我编写了一些直接输入解释器时可以工作的代码,但在调用时会失败。
这是一些代码(这里有很多代码可以重现):
import scikits.statsmodels.api as sm
import pandas as pd
data = sm.datasets.longley.load()
df = pd.DataFrame(data.exog, columns=data.exog_name)
y = data.endog
df['intercept'] = 1.
olsresult = sm.OLS(y, df).fit()
olsresult2 = sm.OLS(y, df[['GNP', 'UNEMP', 'ARMED']]).fit()
olsresult3 = sm.OLS(y, df[['GNP', 'POP', 'ARMED', 'YEAR']]).fit()
models = [olsresult, olsresult2, olsresult3]

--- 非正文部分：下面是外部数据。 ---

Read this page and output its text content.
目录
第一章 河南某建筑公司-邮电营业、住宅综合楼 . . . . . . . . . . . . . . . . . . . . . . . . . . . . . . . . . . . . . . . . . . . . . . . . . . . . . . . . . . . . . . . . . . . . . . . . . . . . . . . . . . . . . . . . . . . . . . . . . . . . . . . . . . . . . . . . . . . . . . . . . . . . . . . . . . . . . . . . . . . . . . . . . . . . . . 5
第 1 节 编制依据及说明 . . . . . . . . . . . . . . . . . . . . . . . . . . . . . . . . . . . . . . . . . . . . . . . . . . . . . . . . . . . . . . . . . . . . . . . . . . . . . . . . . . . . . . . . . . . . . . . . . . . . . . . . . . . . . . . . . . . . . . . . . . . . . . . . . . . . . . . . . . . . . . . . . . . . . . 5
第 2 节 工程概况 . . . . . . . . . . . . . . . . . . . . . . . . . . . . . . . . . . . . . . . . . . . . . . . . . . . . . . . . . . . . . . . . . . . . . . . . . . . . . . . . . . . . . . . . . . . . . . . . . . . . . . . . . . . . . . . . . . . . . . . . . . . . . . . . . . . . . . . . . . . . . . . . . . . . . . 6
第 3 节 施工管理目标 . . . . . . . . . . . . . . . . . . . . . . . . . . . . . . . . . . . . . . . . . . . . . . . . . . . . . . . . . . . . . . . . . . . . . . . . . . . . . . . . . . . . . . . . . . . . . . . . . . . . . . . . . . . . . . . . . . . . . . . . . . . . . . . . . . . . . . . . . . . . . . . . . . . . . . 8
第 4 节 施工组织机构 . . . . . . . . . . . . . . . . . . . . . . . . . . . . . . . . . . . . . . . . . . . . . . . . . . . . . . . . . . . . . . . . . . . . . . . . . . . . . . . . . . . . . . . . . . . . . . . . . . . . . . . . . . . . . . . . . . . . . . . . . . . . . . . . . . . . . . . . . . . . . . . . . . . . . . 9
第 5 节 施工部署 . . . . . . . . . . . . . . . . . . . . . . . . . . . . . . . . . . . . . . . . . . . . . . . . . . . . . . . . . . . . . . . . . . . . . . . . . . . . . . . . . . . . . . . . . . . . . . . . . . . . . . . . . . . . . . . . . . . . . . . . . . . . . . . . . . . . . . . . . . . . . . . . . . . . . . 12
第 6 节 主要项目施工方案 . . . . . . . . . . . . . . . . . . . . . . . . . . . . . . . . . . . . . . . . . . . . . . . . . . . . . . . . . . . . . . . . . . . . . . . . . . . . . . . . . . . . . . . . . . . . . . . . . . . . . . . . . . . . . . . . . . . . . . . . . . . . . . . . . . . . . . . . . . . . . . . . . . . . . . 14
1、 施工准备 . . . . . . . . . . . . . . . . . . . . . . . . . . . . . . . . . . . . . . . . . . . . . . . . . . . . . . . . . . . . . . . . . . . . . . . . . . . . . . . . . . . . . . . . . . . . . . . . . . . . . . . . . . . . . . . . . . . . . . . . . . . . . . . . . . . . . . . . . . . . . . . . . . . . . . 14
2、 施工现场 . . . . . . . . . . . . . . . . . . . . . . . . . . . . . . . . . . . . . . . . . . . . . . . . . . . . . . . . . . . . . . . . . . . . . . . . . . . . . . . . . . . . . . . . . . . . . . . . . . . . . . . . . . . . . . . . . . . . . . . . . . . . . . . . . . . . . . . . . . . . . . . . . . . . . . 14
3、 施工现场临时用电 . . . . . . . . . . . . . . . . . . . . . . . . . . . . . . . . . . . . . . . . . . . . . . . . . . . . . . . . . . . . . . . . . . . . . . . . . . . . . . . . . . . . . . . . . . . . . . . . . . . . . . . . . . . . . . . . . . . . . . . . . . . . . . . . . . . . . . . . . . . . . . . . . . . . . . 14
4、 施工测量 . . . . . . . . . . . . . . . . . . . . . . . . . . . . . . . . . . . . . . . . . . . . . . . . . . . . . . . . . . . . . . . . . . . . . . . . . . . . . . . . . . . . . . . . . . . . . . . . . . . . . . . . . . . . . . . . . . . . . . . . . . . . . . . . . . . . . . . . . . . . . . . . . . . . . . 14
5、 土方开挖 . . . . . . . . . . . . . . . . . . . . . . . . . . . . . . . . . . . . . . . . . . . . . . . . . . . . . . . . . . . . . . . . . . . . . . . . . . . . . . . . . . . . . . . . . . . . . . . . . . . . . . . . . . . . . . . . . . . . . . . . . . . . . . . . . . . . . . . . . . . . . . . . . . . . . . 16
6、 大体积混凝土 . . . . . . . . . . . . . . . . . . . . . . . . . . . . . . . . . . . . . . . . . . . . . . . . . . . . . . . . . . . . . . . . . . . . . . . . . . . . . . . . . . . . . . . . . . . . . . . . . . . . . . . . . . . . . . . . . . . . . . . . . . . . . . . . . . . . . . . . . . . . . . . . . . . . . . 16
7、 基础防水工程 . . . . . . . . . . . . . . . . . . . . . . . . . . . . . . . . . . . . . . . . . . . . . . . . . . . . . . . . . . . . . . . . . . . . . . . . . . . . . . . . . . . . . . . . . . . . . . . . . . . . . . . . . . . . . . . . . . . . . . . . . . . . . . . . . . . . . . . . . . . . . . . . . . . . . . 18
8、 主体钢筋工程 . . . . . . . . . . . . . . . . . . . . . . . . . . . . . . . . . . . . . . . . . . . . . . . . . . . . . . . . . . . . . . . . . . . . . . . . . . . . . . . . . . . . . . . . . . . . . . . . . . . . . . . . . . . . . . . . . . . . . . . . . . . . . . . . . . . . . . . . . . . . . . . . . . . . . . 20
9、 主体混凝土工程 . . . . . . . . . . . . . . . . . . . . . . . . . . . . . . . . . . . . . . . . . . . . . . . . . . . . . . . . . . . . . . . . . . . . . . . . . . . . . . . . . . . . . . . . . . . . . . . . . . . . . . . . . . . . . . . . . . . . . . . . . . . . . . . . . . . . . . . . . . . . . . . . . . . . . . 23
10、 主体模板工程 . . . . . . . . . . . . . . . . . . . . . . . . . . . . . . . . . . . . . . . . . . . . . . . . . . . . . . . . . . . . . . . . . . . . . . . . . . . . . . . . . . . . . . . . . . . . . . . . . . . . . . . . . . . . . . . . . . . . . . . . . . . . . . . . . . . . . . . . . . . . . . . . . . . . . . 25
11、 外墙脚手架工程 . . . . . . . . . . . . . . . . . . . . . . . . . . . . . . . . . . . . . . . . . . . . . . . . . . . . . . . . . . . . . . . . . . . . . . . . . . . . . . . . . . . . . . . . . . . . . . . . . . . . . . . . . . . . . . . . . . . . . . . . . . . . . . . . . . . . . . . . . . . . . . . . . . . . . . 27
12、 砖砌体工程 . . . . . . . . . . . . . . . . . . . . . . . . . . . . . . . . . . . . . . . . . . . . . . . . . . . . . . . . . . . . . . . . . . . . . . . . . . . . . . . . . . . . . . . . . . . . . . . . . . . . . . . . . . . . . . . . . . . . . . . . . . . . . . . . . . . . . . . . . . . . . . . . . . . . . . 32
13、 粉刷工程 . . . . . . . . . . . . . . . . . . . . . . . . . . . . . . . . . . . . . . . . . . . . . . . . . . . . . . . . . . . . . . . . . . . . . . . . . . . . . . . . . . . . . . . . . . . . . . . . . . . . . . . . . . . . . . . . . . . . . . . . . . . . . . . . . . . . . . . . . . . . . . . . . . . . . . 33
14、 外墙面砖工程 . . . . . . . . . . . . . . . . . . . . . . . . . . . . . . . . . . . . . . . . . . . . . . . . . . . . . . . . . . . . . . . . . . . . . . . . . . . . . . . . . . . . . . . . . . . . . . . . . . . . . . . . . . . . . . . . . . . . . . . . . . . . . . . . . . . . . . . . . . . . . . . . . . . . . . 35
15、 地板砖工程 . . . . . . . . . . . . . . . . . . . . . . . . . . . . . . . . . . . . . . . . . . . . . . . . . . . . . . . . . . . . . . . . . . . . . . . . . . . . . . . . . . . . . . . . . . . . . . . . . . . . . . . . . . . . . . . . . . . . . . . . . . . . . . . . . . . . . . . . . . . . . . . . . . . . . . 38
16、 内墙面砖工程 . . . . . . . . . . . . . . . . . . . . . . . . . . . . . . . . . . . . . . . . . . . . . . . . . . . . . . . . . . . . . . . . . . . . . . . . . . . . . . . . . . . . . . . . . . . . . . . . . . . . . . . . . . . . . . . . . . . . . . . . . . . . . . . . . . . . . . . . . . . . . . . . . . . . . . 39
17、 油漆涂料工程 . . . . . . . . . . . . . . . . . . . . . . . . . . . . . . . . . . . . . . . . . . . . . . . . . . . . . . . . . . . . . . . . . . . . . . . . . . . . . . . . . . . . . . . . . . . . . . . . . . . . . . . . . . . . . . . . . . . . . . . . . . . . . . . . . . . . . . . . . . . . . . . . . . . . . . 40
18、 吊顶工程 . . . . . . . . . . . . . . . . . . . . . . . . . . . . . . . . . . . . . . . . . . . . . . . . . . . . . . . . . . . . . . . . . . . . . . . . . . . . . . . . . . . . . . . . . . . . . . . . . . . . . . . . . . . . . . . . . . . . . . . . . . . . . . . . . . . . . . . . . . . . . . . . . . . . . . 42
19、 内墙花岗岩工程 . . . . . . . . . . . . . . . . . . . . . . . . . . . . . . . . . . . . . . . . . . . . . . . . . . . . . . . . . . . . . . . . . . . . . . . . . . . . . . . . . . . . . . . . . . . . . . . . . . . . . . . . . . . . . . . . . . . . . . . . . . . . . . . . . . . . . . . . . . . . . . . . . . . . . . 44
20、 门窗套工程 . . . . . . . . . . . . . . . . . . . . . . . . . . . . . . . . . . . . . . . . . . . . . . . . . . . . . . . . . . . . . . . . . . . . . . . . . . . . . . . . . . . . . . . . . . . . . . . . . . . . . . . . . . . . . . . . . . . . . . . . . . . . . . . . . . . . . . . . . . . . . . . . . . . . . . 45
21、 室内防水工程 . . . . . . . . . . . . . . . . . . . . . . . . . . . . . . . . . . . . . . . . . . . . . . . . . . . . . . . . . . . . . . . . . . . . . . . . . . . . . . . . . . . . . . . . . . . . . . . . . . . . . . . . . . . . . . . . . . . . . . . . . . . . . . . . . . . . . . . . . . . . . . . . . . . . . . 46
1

class generateTable(object):
def __init__(self, output, models, center='True', parens='se', var_names=None):
self.output = output
self.models = models
self.center = center
self.parens = parens
self.var_names = var_names
def createModel(self):
results = []
for model in self.models:
params = dict(model.params)
bse = dict(model.bse)
pvals = dict(model.pvalues)
results.append(dict((k, [params[k], bse[k], pvals[k]]) for k in sorted(params.iterkeys())))
tempModel = {}
for key in results[0]:
tempModel[key] = [results[0][key]]
for model in results[1:len(results)]:
for key in model:
if key not in tempModel:
tempModel[key] = [['', '', '']]
for i in range(1,len(results)):
diff = set(tempModel) - set(results[i])
for key in results[i]:
tempModel[key].append(results[i][key])
for key in diff:
tempModel[key].append(['','',''])
if self.var_names == None:
self.inputModel = tempModel
elif type(self.var_names) == list:
replace = self.var_names
newResults = []
resultsList = sorted(tempModel.iteritems())
for item in resultsList:
newVar = list(item)
newResults.append(newVar)
for i in range(len(newResults)):
newResults[i][0] = replace[i]
self.inputModel = dict(newResults)
每当我尝试运行脚本时,都会收到错误消息AttributeError: 'generateTable' object has no attribute 'model'。IPython 指出了这一点bse = dict(model.bse)。同样,当我以交互方式运行它时(即逐块运行,无类),这有效,但是当我导入文件并尝试运行它时,我收到错误。
编辑:
1)它是如何创建的?
import project
a = project.generateTable('/path/to/test.tex', models, center='True', parens='se', var_names=None)
a.createModel()
2)整个回溯是:
In [26]: a.createModel()
---------------------------------------------------------------------------
AttributeError Traceback (most recent call last)
/path/to/project/<ipython-input-26-6774b6d1804c> in <module>()
----> 1 a.createModel()
/path/to/project/project.py in createModel(self)
39 for model in models:
40 params = dict(model.params)
---> 41 bse = dict(model.bse)
42 pvals = dict(model.pvalues)
43 results.append(dict((k, [params[k], bse[k], pvals[k]]) for k in sorted(params.iterkeys())))
3)我将尝试将 var 名称更改为model其他名称。
4) 抱歉语法错误。谢谢你,asmeurer,为修复。
编辑2:
上面的 3(将 var 名称更改为model其他名称)不起作用。
编辑 3:
现在可以了。这是最新的代码:
def __init__(self, output, models, center='True', parens='se', var_names=None):
self.output = output
self.models = models
self.center = center
self.parens = parens
self.var_names = var_names
def createModel(self):
results = []
for test_model in self.models:
params = dict(test_model.params)
bse = dict(test_model.bse)
pvals = dict(test_model.pvalues)
results.append(dict((k, [params[k], bse.get(k), pvals.get(k)]) for k in sorted(params.iterkeys())))
唯一不同的是 for 循环中的模型已更改为 test_model。我之前尝试过,但没有成功,所以我不太确定它是如何发生的。
感谢大家的帮助!如果有人能指出为什么这个改变摆脱了那个特定的错误信息,那将不胜感激。我想真正知道我在做什么,而不是继续前进并接受它。